Scopus’ friendly seaching interface
July 10, 2008
If you have not yet had a chance to play with the Scopus interface, its well worth a look. Through their extensive research, Scopus has made the use of facets approacable and intuitive. Just like in Erik Hatcher’s Collex platform, users can choose to either limit or exclude multiple facets within specific categories in their searches.
I’m glad that the Scopus folks made it down to demo the service as I had a chance to ask them some questions about their content. I’m always thinking about how to promote and include the journals that we’re hosting at York through Open Journal Systems software, and so I asked one of the three Scopus representatives about the process involved. It turns out the there is an on-line form through which one can suggest a title. Applications are reviewed once per year. This year’s deadline is September 1st, 2008. It was disappointing to hear that the rejection rate is 65% because being accessible through this interface would enable Scopus users to more deliberately discover a journal’s content.

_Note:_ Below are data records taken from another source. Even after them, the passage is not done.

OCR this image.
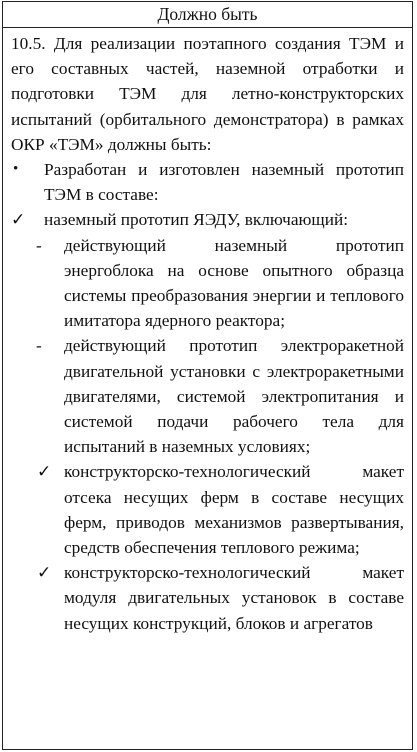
Должно быть

10.5. Для реализации поэтапного создания ТЭМ и его составных частей, наземной отработки и подготовки ТЭМ для летно-конструкторских испытаний (орбитального демонстратора) в рамках ОКР «ТЭМ» должны быть:

• Разработан и изготовлен наземный прототип ТЭМ в составе:

✓ наземный прототип ЯЭДУ, включающий:

- действующий наземный прототип энергоблока на основе опытного образца системы преобразования энергии и теплового имитатора ядерного реактора;

- действующий прототип электроракетной двигательной установки с электроракетными двигателями, системой электропитания и системой подачи рабочего тела для испытаний в наземных условиях;

✓ конструкторско-технологический макет отсека несущих ферм в составе несущих ферм, приводов механизмов развертывания, средств обеспечения теплового режима;

✓ конструкторско-технологический макет модуля двигательных установок в составе несущих конструкций, блоков и агрегатов
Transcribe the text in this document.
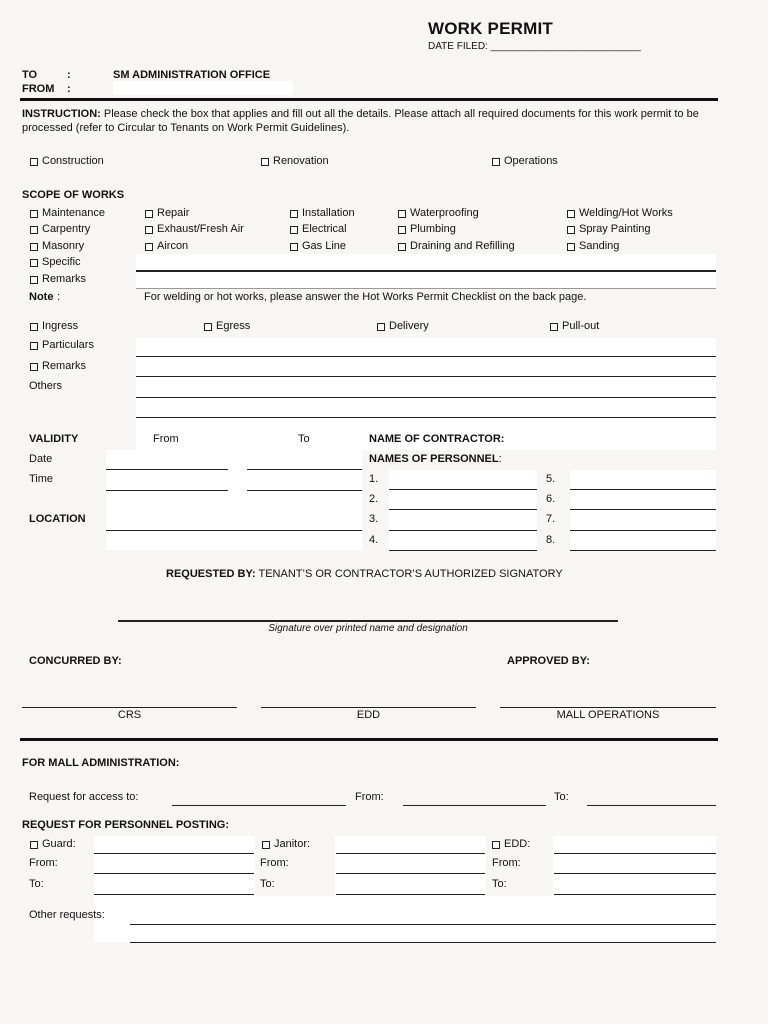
WORK PERMIT
DATE FILED: ___________________________
TO	:	SM ADMINISTRATION OFFICE
FROM :
INSTRUCTION: Please check the box that applies and fill out all the details. Please attach all required documents for this work permit to be processed (refer to Circular to Tenants on Work Permit Guidelines).
Construction	Renovation	Operations
SCOPE OF WORKS
Maintenance	Repair	Installation	Waterproofing	Welding/Hot Works
Carpentry	Exhaust/Fresh Air	Electrical	Plumbing	Spray Painting
Masonry	Aircon	Gas Line	Draining and Refilling	Sanding
Specific
Remarks
Note :	For welding or hot works, please answer the Hot Works Permit Checklist on the back page.
Ingress	Egress	Delivery	Pull-out
Particulars
Remarks
Others
VALIDITY	From	To	NAME OF CONTRACTOR:
NAMES OF PERSONNEL:
Date
Time
LOCATION
1.
2.
3.
4.
5.
6.
7.
8.
REQUESTED BY: TENANT’S OR CONTRACTOR’S AUTHORIZED SIGNATORY
Signature over printed name and designation
CONCURRED BY:	APPROVED BY:
CRS	EDD	MALL OPERATIONS
FOR MALL ADMINISTRATION:
Request for access to:	From:	To:
REQUEST FOR PERSONNEL POSTING:
Guard:	Janitor:	EDD:
From:	From:	From:
To:	To:	To:
Other requests:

Another huge benefit to journals indexed by Scopus is the Journal Analyzer function. This tool allows a journal to track its citations back to 1996. The Journal Analyzer also allows users to select up to 10 journals and compare their performance next to each other on the same graph. This could be a useful visual accompaniment to a grant application.
ELPUB 2008
June 27, 2008
I am really inspired by some of the sessions I attended at ELPUB 2008 in Toronto June 25-27.
Publishers at York University will soon be introduced to the WebCite service. It is a self-archiving service for web URLs, allowing users to request that a web page be archived. A successful request results in a permanent link that can be used to cite that snapshot of the web location at that particular time in perpetuity, allowing authors to use web URLs in their bibliographies with confidence.
Gunther Eysenbach`s paper discussing the WebCite service can be found here.
I am also looking forward to indexing some of York University`s encoded archival desciption files with California Digital Library`s eXtensible Text Framework. I attended the pre-conference workshop and am now happily playing with XTF on my laptop.